Il Presidente del Consiglio, Mario Draghi, su proposta del Ministro dell’Economia e delle Finanze, Daniele Franco, del Ministro della Salute, Roberto Speranza, e del Ministro per l’Innovazione Tecnologica e la Transizione Digitale, Vittorio Colao, ha firmato il dpcm con le modalità di verifica del possesso delle certificazioni verdi COVID-19 in ambito lavorativo.
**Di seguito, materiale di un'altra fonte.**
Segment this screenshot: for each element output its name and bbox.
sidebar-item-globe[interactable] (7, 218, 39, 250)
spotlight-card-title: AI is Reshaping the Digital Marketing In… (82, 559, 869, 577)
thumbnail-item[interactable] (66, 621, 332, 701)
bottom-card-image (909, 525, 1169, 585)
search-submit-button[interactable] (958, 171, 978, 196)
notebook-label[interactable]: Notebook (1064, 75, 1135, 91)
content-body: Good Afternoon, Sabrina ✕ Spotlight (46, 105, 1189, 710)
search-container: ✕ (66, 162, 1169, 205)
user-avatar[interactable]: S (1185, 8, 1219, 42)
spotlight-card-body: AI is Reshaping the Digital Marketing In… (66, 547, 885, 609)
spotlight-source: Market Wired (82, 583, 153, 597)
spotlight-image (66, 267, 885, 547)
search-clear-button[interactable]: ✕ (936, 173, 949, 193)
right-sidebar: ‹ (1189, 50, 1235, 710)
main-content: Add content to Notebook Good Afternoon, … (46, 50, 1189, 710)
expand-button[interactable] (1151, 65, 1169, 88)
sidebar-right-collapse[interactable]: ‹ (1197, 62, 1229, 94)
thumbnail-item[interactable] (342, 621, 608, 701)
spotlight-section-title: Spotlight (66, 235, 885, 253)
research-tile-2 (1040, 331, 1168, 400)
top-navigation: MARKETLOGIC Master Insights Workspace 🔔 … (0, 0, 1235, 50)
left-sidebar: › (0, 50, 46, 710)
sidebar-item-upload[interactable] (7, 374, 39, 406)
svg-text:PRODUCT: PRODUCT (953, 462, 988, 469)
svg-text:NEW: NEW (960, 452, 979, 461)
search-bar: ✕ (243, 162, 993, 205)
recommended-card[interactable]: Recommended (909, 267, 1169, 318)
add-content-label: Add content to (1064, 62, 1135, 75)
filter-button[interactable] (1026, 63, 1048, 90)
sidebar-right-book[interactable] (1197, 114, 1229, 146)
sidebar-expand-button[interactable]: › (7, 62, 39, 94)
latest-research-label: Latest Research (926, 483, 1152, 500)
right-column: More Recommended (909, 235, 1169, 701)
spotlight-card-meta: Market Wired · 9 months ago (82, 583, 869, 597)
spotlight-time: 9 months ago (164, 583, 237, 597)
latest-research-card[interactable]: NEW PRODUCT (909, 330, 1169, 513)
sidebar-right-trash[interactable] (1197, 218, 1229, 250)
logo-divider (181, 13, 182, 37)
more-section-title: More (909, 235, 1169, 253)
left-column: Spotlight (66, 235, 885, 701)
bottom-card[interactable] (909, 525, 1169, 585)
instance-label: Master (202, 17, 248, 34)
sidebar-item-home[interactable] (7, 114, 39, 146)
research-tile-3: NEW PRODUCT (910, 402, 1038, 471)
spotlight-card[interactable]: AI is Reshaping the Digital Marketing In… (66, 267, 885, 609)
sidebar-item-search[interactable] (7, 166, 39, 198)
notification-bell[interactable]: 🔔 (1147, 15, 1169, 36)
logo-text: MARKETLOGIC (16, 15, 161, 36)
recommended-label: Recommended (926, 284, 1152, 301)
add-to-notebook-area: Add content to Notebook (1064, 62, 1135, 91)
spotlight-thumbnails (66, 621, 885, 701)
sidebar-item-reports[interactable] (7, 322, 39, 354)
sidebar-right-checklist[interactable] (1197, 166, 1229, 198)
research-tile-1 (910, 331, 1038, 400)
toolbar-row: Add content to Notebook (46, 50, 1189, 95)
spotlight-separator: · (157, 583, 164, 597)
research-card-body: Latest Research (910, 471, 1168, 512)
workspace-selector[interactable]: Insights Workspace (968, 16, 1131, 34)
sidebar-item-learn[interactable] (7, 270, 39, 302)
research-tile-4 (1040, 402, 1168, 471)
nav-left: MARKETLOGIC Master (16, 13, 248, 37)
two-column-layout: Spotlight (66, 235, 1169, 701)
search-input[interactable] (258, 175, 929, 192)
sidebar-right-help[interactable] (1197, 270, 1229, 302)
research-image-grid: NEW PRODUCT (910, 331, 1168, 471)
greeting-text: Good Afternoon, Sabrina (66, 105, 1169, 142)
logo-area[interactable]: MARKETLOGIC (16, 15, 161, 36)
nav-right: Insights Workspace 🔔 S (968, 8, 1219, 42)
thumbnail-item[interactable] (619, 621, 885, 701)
Il decreto interviene per fornire ai datori di lavoro pubblici e privati gli strumenti informatici che consentiranno una verifica quotidiana e automatizzata del possesso delle certificazioni, necessarie a partire da venerdì 15 ottobre.

Tali verifiche potranno avvenire attraverso:

l’integrazione del sistema di lettura e verifica del QR code del certificato verde nei sistemi di controllo agli accessi fisici, inclusi quelli di rilevazione delle presenze, o della temperatura;

per gli enti pubblici aderenti alla Piattaforma NoiPA, realizzata dal Ministero dell’economia e delle finanze, l’interazione asincrona tra la stessa e la Piattaforma nazionale-DGC;

per i datori di lavoro con più di 50 dipendenti, sia privati che pubblici non aderenti a NoiPA, l’interazione asincrona tra il Portale istituzionale INPS e la Piattaforma nazionale-DGC;

per le amministrazioni pubbliche con almeno 1.000 dipendenti, anche con uffici di servizio dislocati in più sedi fisiche, una interoperabilità applicativa, in modalità asincrona, tra i sistemi operativi di gestione del personale e la Piattaforma nazionale-DGC.